Cierro esta etapa. Me retiro tranquilo y sereno, pero por sobre todo, con la consciencia tranquila y firme en mis convicciones.
Manuel Adorni
Las cuentas que aún debe rendir Adorni

Tras el cese de sus funciones el 27 de junio de 2026, Adorni pierde el escudo de la inmunidad ministerial, dejando vía libre para el avance de las investigaciones judiciales en curso:
- Enriquecimiento ilícito: Se encuentra bajo investigación por la tenencia de activos no declarados, con el levantamiento del secreto fiscal ya ordenado por la justicia para auditar sus cuentas y patrimonio real.
- Operaciones offshore y financieras: La justicia avanza sobre el rastreo de sus movimientos financieros en el exterior, específicamente en Uruguay, donde se indaga la conformación de redes societarias utilizadas para ocultar flujos de dinero.
- Gestión de fondos reservados: La investigación se centra en el uso discrecional de fondos reservados de la Jefatura de Gabinete y la detección de consultoras “fantasma” sin estructura real, empleadas para facturar servicios inexistentes.
- Tráfico de influencias: Se tramitan denuncias por la adjudicación irregular de contratos estatales, donde se busca determinar su injerencia directa en favor de personas de su entorno familiar y afectivo.
A modo de Cierre (por ahora)

La renuncia de Manuel Adorni no es un acto de “protección de la familia” ni un paso al costado por dignidad; es la capitulación necesaria ante un desgaste que ya no podía contenerse.
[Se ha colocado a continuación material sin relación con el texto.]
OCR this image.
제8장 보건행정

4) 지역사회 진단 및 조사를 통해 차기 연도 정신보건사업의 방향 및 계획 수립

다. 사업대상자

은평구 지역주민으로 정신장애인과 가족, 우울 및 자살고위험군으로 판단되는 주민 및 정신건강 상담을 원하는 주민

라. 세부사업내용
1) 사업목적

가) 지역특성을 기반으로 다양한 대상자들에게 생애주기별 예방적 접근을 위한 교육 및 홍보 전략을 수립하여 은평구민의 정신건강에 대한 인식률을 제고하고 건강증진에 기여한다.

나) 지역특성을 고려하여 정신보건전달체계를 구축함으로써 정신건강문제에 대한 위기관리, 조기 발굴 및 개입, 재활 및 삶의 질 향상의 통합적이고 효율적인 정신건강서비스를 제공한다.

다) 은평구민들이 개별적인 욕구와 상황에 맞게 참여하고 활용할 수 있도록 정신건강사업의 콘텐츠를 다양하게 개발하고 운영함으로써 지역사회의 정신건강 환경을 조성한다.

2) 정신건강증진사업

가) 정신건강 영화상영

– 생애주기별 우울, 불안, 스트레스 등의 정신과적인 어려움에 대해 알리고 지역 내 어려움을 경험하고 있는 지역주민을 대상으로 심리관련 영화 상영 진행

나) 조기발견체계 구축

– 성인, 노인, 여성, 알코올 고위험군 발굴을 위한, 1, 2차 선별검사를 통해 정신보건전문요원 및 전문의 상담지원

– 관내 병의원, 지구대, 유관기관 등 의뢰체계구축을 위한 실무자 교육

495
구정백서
Pretender que su salida lo convierte en un “ciudadano común” es el último engaño de su gestión: Adorni se retira para intentar enfriar las causas judiciales desde el llano, esperando que la pérdida de su visibilidad como funcionario sea suficiente para que la Justicia frene su marcha.
Esta dimisión no borra las pruebas ni las irregularidades denunciadas. Su carta de despedida es, en última instancia, un intento de clausurar el “Adornigate” bajo el relato de la victimización, buscando que el foco público se apague antes de que las investigaciones penales tengan que avanzar sobre el fondo de sus actos.
El cargo termina, pero el problema para este señor que creyó que podía reírse de sus conciudadanos hoy luchará por no lucir un traje a rayas.